Dakota Fanning stars as Lily Owens, a fourteen-year old girl in 1964 South Carolina, who’s haunted by the fact that she accidentally shot and killed her mother Deborah (Hilarie Burton) ten years before, when the young woman was tussling with her husband. Now her widowed father (Paul Bettany) treats his daughter brutally, and the girl is protected only by their black housekeeper Rosaleen (Jennifer Hudson). When the latter is assaulted by racist thugs when trying to register to vote, Lily springs her from custody and the two escape together, winding up at the bright-pink home of the Boatwright sisters—August (Queen Latifah), the matriarch of a thriving honey business; June (Alicia Keyes), a stern music teacher and marriage-phobic activist; and sweet, simple May (Sophie Okonedo), who’s still grieving over the death of their brother years before and feels deeply every hint of cruelty.

The endlessly noble August takes Lily and Rosaleen in, making the latter part of the family while mentoring the girl in the ways of beekeeping. Lily also develops a cross-racial friendship with August’s charming godson Zach (Tristan Wilds), with unfortunate results when they try to attend a movie together, while watching June resist the proposal of her teaching colleague Neil (Nate Parker). Even more importantly, however, Lily finds out about a relationship that existed between her mother and August—something that gives her new strength when her father shows up to reclaim her and enables her not only to confront doubts that her mom really loved her but also to understand her father’s hostility.

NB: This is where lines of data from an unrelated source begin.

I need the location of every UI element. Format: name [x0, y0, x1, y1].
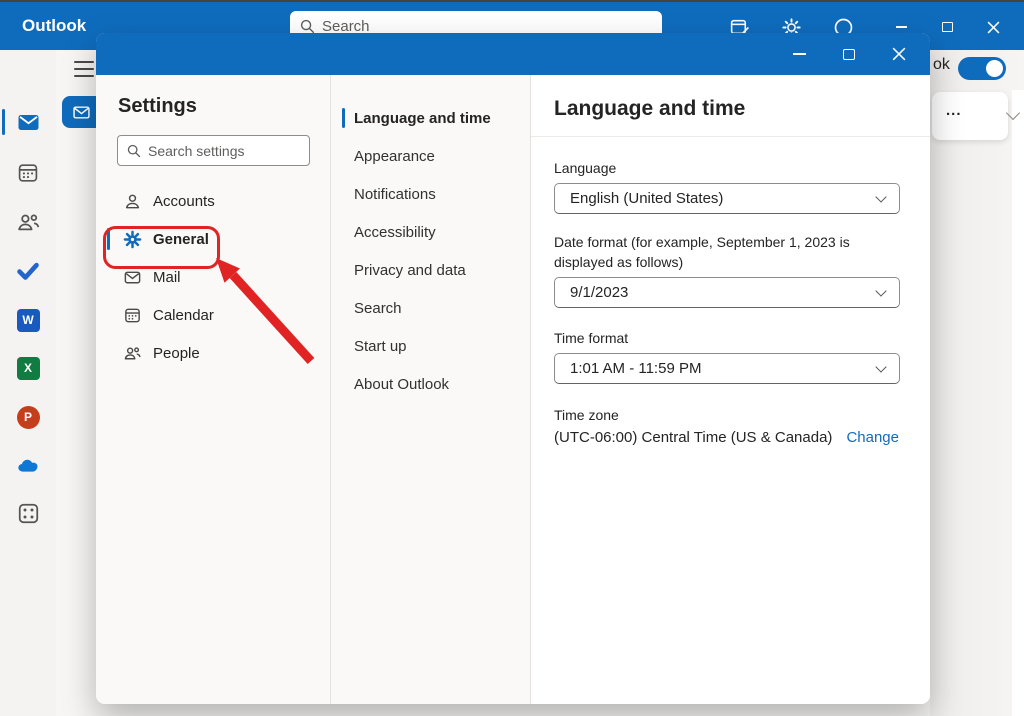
settings-heading: Settings: [118, 95, 330, 118]
settings-nav-label: General: [153, 231, 209, 248]
date-format-label: Date format (for example, September 1, 2…: [554, 232, 906, 272]
settings-dialog-titlebar: [96, 33, 930, 75]
search-icon: [127, 144, 141, 158]
new-outlook-toggle[interactable]: [958, 57, 1006, 80]
settings-search-input[interactable]: [148, 143, 300, 159]
category-about-outlook[interactable]: About Outlook: [331, 365, 530, 403]
category-label: Accessibility: [354, 224, 436, 241]
chevron-down-icon: [875, 361, 886, 372]
time-format-label: Time format: [554, 328, 906, 348]
category-search[interactable]: Search: [331, 289, 530, 327]
category-privacy-and-data[interactable]: Privacy and data: [331, 251, 530, 289]
settings-nav-label: Calendar: [153, 307, 214, 324]
rail-apps-grid-icon[interactable]: [14, 499, 42, 527]
settings-nav-label: Accounts: [153, 193, 215, 210]
panel-title: Language and time: [554, 97, 906, 121]
rail-onedrive-icon[interactable]: [14, 452, 42, 480]
rail-selection-indicator: [2, 109, 5, 135]
rail-people-icon[interactable]: [14, 208, 42, 236]
rail-calendar-icon[interactable]: [14, 159, 42, 187]
time-zone-label: Time zone: [554, 405, 906, 425]
new-outlook-toggle-label: ok: [933, 56, 950, 74]
close-icon: [987, 21, 1000, 34]
chevron-down-icon: [875, 285, 886, 296]
hamburger-menu-icon[interactable]: [74, 61, 94, 82]
gear-icon: [123, 230, 142, 249]
reading-pane-background: [930, 50, 1024, 716]
category-label: Start up: [354, 338, 407, 355]
language-value: English (United States): [570, 190, 877, 207]
app-title: Outlook: [22, 2, 86, 50]
settings-search-box[interactable]: [117, 135, 310, 166]
category-accessibility[interactable]: Accessibility: [331, 213, 530, 251]
language-select[interactable]: English (United States): [554, 183, 900, 214]
settings-nav-label: Mail: [153, 269, 181, 286]
category-label: Search: [354, 300, 402, 317]
category-label: Notifications: [354, 186, 436, 203]
category-label: About Outlook: [354, 376, 449, 393]
reading-pane-edge: [1012, 90, 1024, 716]
date-format-value: 9/1/2023: [570, 284, 877, 301]
rail-todo-icon[interactable]: [14, 257, 42, 285]
time-zone-value: (UTC-06:00) Central Time (US & Canada): [554, 429, 832, 446]
search-icon: [300, 19, 315, 34]
settings-nav-label: People: [153, 345, 200, 362]
rail-excel-icon[interactable]: X: [14, 354, 42, 382]
time-zone-change-link[interactable]: Change: [846, 429, 899, 446]
settings-nav-people[interactable]: People: [96, 334, 330, 372]
dialog-minimize-button[interactable]: [774, 33, 824, 75]
settings-nav-panel: Settings Accounts General Mail: [96, 75, 330, 704]
settings-dialog: Settings Accounts General Mail: [96, 33, 930, 704]
people-icon: [123, 344, 142, 363]
rail-mail-icon[interactable]: [14, 108, 42, 136]
window-close-button[interactable]: [970, 10, 1016, 44]
category-notifications[interactable]: Notifications: [331, 175, 530, 213]
dialog-close-button[interactable]: [874, 33, 924, 75]
category-label: Appearance: [354, 148, 435, 165]
rail-powerpoint-icon[interactable]: P: [14, 403, 42, 431]
rail-word-icon[interactable]: W: [14, 306, 42, 334]
category-start-up[interactable]: Start up: [331, 327, 530, 365]
settings-nav-calendar[interactable]: Calendar: [96, 296, 330, 334]
envelope-icon: [73, 104, 90, 121]
close-icon: [892, 47, 906, 61]
envelope-icon: [123, 268, 142, 287]
settings-detail-panel: Language and time Language English (Unit…: [530, 75, 930, 704]
category-appearance[interactable]: Appearance: [331, 137, 530, 175]
category-label: Language and time: [354, 110, 491, 127]
divider: [531, 136, 930, 137]
selection-bar: [342, 108, 345, 128]
calendar-icon: [123, 306, 142, 325]
app-rail: W X P: [0, 50, 56, 716]
category-label: Privacy and data: [354, 262, 466, 279]
settings-nav-general[interactable]: General: [96, 220, 330, 258]
more-options-card[interactable]: ...: [932, 92, 1008, 140]
selection-bar: [107, 228, 110, 250]
dialog-maximize-button[interactable]: [824, 33, 874, 75]
settings-nav-mail[interactable]: Mail: [96, 258, 330, 296]
time-format-select[interactable]: 1:01 AM - 11:59 PM: [554, 353, 900, 384]
time-format-value: 1:01 AM - 11:59 PM: [570, 360, 877, 377]
date-format-select[interactable]: 9/1/2023: [554, 277, 900, 308]
category-language-and-time[interactable]: Language and time: [331, 99, 530, 137]
window-maximize-button[interactable]: [924, 10, 970, 44]
settings-category-panel: Language and time Appearance Notificatio…: [330, 75, 530, 704]
ellipsis-icon[interactable]: ...: [946, 102, 962, 119]
person-icon: [123, 192, 142, 211]
language-label: Language: [554, 158, 906, 178]
chevron-down-icon: [875, 191, 886, 202]
settings-nav-accounts[interactable]: Accounts: [96, 182, 330, 220]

The intention behind all this is clear—to celebrate women overcoming the emotional pain of loss and the ways in which they bond together to help one another over difficult times, and to portray the struggle for civil rights in the unreconstructed south as an analogue to it. (It’s significant that there are violence and death in each case, and that August stands as a heroine in both.) But these serious matters are treated in a cloying, feel-good fashion that reduces them to pabulum. The candy-colored look of the piece (production design by Warren Alan Young, art direction by William G. Davis and Alan Hook, set design by Alex McCarroll and set decoration by James Edward Ferrell, Jr., and costumes by Sandra Hernandez) add to the fantasy feel, and Rogier Stoffer’s gauzy cinematography accentuates the effect, as does Mark Isham’s saccharine score.

Nor does Latifah’s near-comatose performance help. August’s supposed to be a font of wisdom and tower of strength, of course, but that doesn’t mean she need be portrayed as a plastic saint. All of the other characters are pretty much one-dimensional too, although Keyes and Bettany manage to add some more subtle touches to the surface. As for Fanning, she’s so subdued and reticent that her natural spontaneity nearly disappears. “Hounddog” might not have been a successful experiment for her, but it brought out a good deal more of her vivacity than this picture does.

There’s a point, in movies as in everything else, where niceness becomes oppressive. It does so in “The Secret Life of Bees.” The Hallmark Hall of Fame would have been a far more appropriate venue for this sugar-bomb.